United Prosperous and Peaceful Zambia (UPPZ) party leader, Charles Chanda, has called on government to introduce a motion in Parliament that would ban the export of copper concentrates.
Chanda said government, through Mines and Minerals Development Minister, Paul Kabuswe, should consider the proposal and introduce the motion which should also include other related metals.
The UPPZ leader said this in a statement issued in Lusaka on Saturday and made available to Zambia Monitor.
He emphasized that the export of copper concentrates had contributed significantly to the country’s socio-economic problems hence the need to take a bold decision to address the issue.
“Copper is Zambia’s primary export commodity, which accounts for about 70 percent of the country’s foreign exchange earnings,” Chanda noted.
He said despite the vast deposits of Copper in Zambia, most of the country’s copper was exported in its raw form, which had negatively affected the country’s economy.
Chanda further argued that without value addition, Zambia would continue to lose revenue and foreign exchange earnings.

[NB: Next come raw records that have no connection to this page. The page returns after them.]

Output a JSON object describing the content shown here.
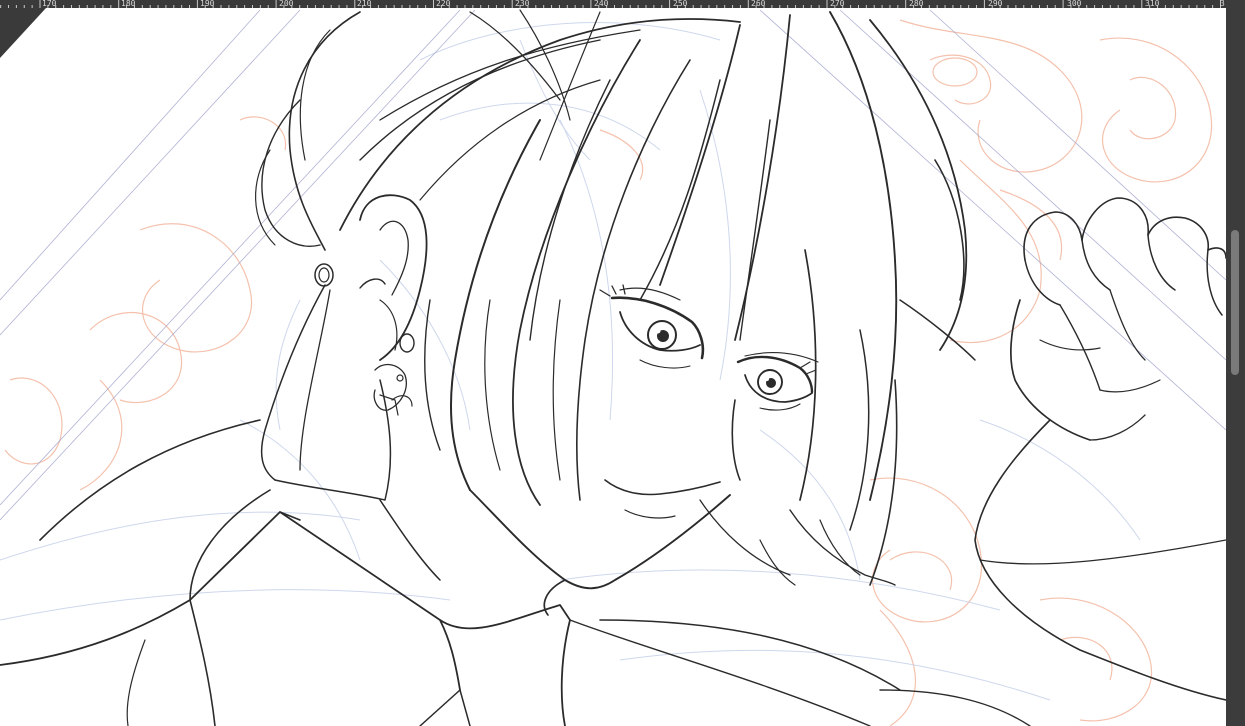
{
  "ruler": {
    "labels": [
      "170",
      "180",
      "190",
      "200",
      "210",
      "220",
      "230",
      "240",
      "250",
      "260",
      "270",
      "280",
      "290",
      "300",
      "310",
      "3"
    ]
  },
  "canvas": {
    "layers": [
      "lineart",
      "color-rough-sketch",
      "blue-rough-sketch"
    ]
  },
  "colors": {
    "workspace": "#3a3a3a",
    "ruler_text": "#d8d8d8",
    "lineart": "#2b2b2b",
    "rough_orange": "#f3b79f",
    "rough_blue": "#c9d3ea",
    "guide": "#9aa0c8"
  },
  "icons": {
    "corner": "canvas-corner-triangle"
  }
}
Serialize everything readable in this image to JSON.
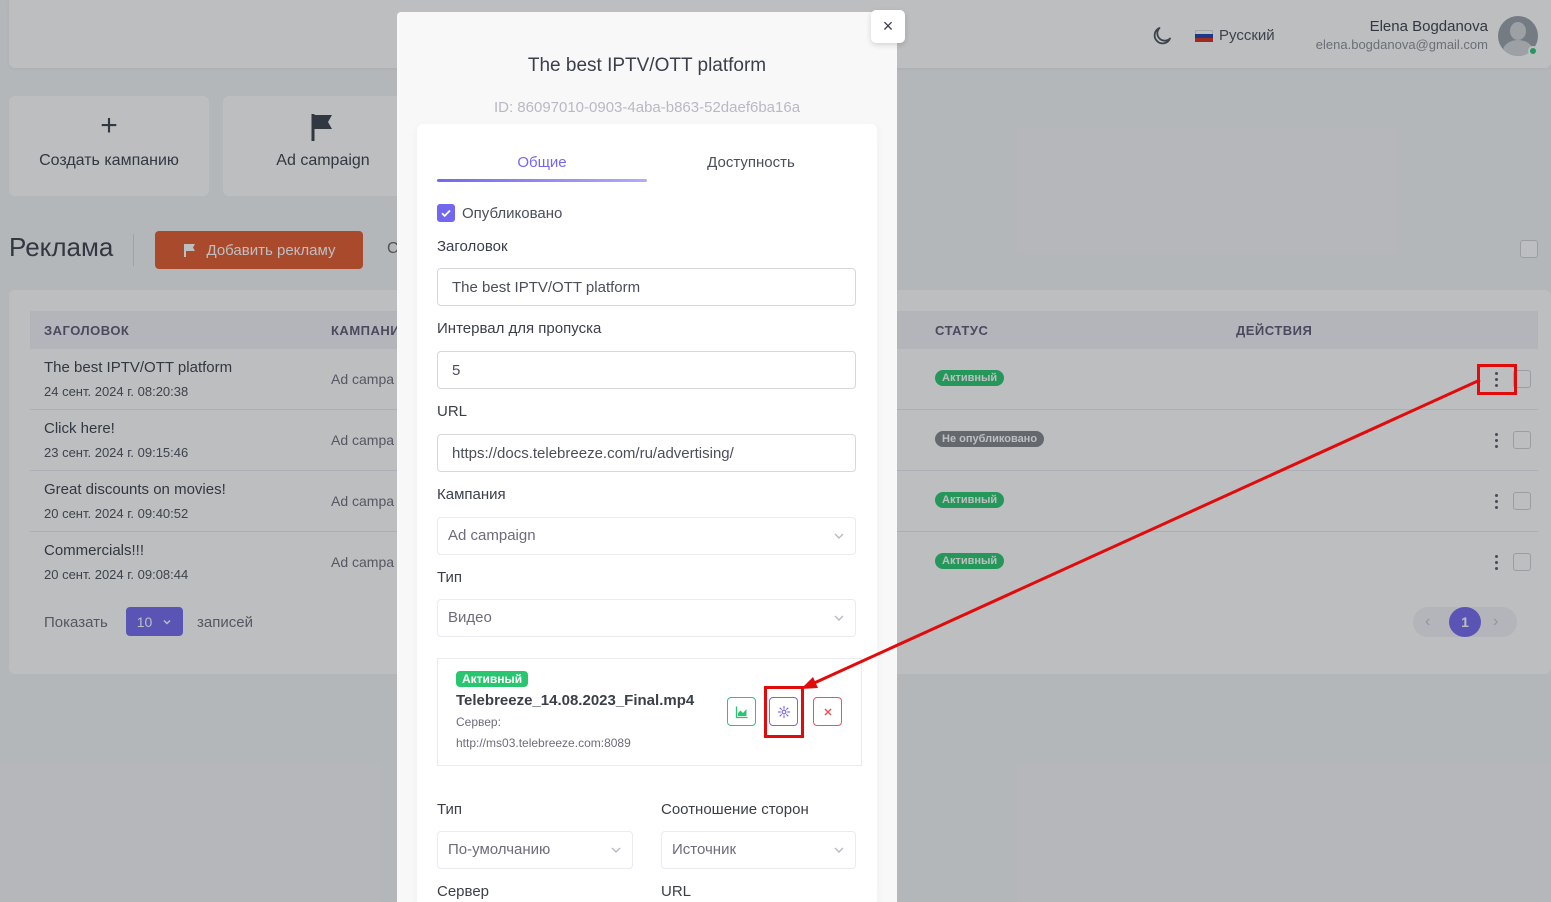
{
  "header": {
    "language": "Русский",
    "user_name": "Elena Bogdanova",
    "user_email": "elena.bogdanova@gmail.com"
  },
  "tiles": [
    {
      "label": "Создать кампанию",
      "icon": "plus-icon"
    },
    {
      "label": "Ad campaign",
      "icon": "flag-icon"
    }
  ],
  "page": {
    "title": "Реклама",
    "add_button": "Добавить рекламу",
    "partial_text": "С"
  },
  "table": {
    "columns": [
      "ЗАГОЛОВОК",
      "КАМПАНИ",
      "СТАТУС",
      "ДЕЙСТВИЯ"
    ],
    "rows": [
      {
        "title": "The best IPTV/OTT platform",
        "date": "24 сент. 2024 г. 08:20:38",
        "campaign": "Ad campa",
        "status": "Активный",
        "status_color": "#28c76f"
      },
      {
        "title": "Click here!",
        "date": "23 сент. 2024 г. 09:15:46",
        "campaign": "Ad campa",
        "status": "Не опубликовано",
        "status_color": "#82868b"
      },
      {
        "title": "Great discounts on movies!",
        "date": "20 сент. 2024 г. 09:40:52",
        "campaign": "Ad campa",
        "status": "Активный",
        "status_color": "#28c76f"
      },
      {
        "title": "Commercials!!!",
        "date": "20 сент. 2024 г. 09:08:44",
        "campaign": "Ad campa",
        "status": "Активный",
        "status_color": "#28c76f"
      }
    ],
    "show_label": "Показать",
    "per_page": "10",
    "records_label": "записей",
    "current_page": "1"
  },
  "modal": {
    "close": "×",
    "title": "The best IPTV/OTT platform",
    "id": "ID: 86097010-0903-4aba-b863-52daef6ba16a",
    "tabs": [
      "Общие",
      "Доступность"
    ],
    "published_label": "Опубликовано",
    "fields": {
      "title_label": "Заголовок",
      "title_value": "The best IPTV/OTT platform",
      "skip_label": "Интервал для пропуска",
      "skip_value": "5",
      "url_label": "URL",
      "url_value": "https://docs.telebreeze.com/ru/advertising/",
      "campaign_label": "Кампания",
      "campaign_value": "Ad campaign",
      "type_label": "Тип",
      "type_value": "Видео"
    },
    "media": {
      "status": "Активный",
      "file": "Telebreeze_14.08.2023_Final.mp4",
      "server_label": "Сервер:",
      "server_url": "http://ms03.telebreeze.com:8089"
    },
    "lower": {
      "type_label": "Тип",
      "type_value": "По-умолчанию",
      "aspect_label": "Соотношение сторон",
      "aspect_value": "Источник",
      "server_label": "Сервер",
      "url_label": "URL"
    }
  },
  "colors": {
    "primary": "#7367f0",
    "success": "#28c76f",
    "danger": "#ea5455",
    "accent": "#e5592c",
    "highlight": "#e20b0b"
  }
}
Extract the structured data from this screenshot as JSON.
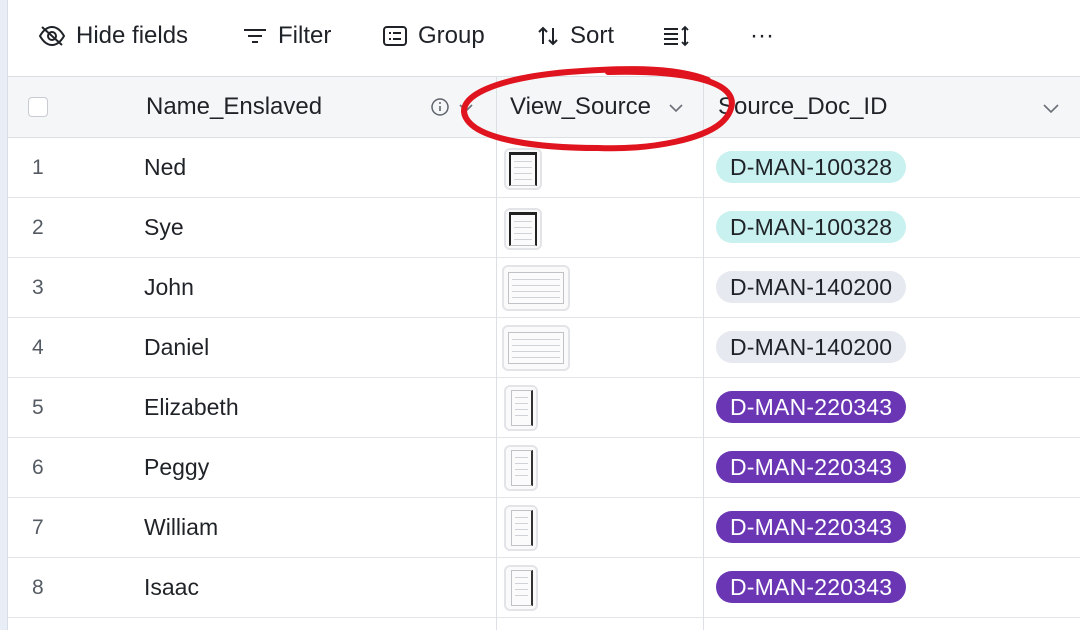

“The Democratic Republic of Congo (DRC), has banned the export of Copper concentrates, resulting in the creation of jobs and increased revenue for the country,” Chanda said.
He said Zambia had the potential to become a hub for copper processing, but this could only be achieved if it stopped exporting copper concentrate and instead have it processed locally.
“This is not a political or partisan issue. It is an issue that affects every Zambian, and we must all unite to ensure that our country’s economy grows and prospers,” Chanda said.
The UPPZ leader’s call for a ban on the export of copper concentrates comes at a time when global copper prices have surged to record highs due to increased demand from electric vehicles and renewable energy industries.
According to a report by the International Copper Study Group, Zambia’s copper production declined by four percent in 2022, with many mining companies blaming low copper prices and the COVID-19 pandemic for the decline.